The chief difference is in the desert where the Garmin depicts relief and surface with more detail and clarity using shading, contours and colour where OSMs only use colour, and Olaf only uses contour lines which can be distracting. Look at the Atar region (RIM) above left – an area of escarpments, canyons and dunes – all are reasonably accurately shown on the Garmin Topo. There’s an anomaly on the Topo map on the left (bottom panel) in that the (presumably automatically recorded) elevation variation in dunes depicts them as lots of small hills (which in a way they are) – but only once they’re above a certain height. Identifying dunes with contours is not helpful, nor a cartographic convention. Shade is best
The piste and road detail on the Topo is pretty good: yellow for national highways, twin lines for secondary roads or piste, and a single line for a less used piste.
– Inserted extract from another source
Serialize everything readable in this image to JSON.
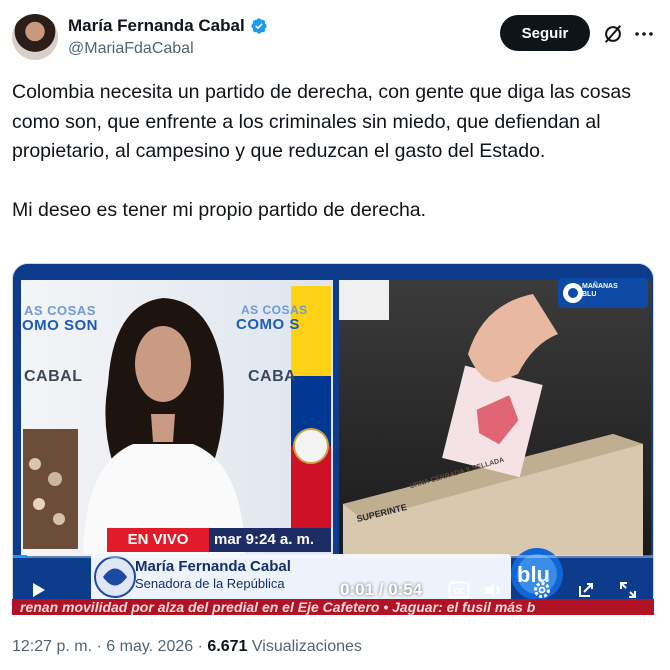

A quick check in Morocco shows they’re all there; most of the ones I know are there in Mauritania too. In southern Algeria only a few main pistes are shown and certain ‘national highways’ are actually remote pistes never likely to be sealed. The Topo map would not be so useful here and in Libya is thinner still.
In any country dashed lines may well be walking tracks, but as far as I can see, there is no key or legend with the Topo map. Some POIs are there too – just fuel stations and post offices as shown on the Tan Tan map, above.
In places the Garmin copies the OSM’s annoying habit of again, marking high points (automatically?) as mountains which is a distraction, let alone inaccurate – for example when an escarpment gets shown as a string of peaks. If you drop the detail level enough notches on BaseCamp, these peaks (right) only disappear once all the useful tracks and place names have gone too. It’s great (and a bit puzzling) that this stuff is produced for free at all by OSM supporters, but the quickest flip to sat imagery would reveal the true nature of the relief.
So does the Topo map mean I’ll stop using Google Earth imagery in the planning, or paper maps on the piste. I don’t think so. In places like Morocco the extent of marked pistes can be (hopefully) converted into accurate tracklogs, but with better surrounding detail than OSMs. And, unlike Olaf, there’s no aggro importing into a modern, touch-screen GPS. When I want to quickly verify where I am, a glance at the Topo map may be adequate.
I’ve been using the Garmin Topo map quite heavily on Basecamp last couple of days, preparing a new edition of Morocco Overland. It’s an intuitive-reading map and I’ve found one benefit of using a Garmin map on Garmin software, is that when stringing out a track with the ‘create a route’ tool, it automatically snaps onto even the thinnest track on the map just like Google maps. But the Basecamp tool won’t do that with other installed maps like OSM or Olaf, or even the basic Garmin base map. Sometimes you have to trick the tool to go the way you want, but it makes stringing together hopefully accurate routes (as well as distances) very easy. Occasionally only Olaf will show a route you want to follow, in which case you make the route with lots of short, straight lines. No so hard.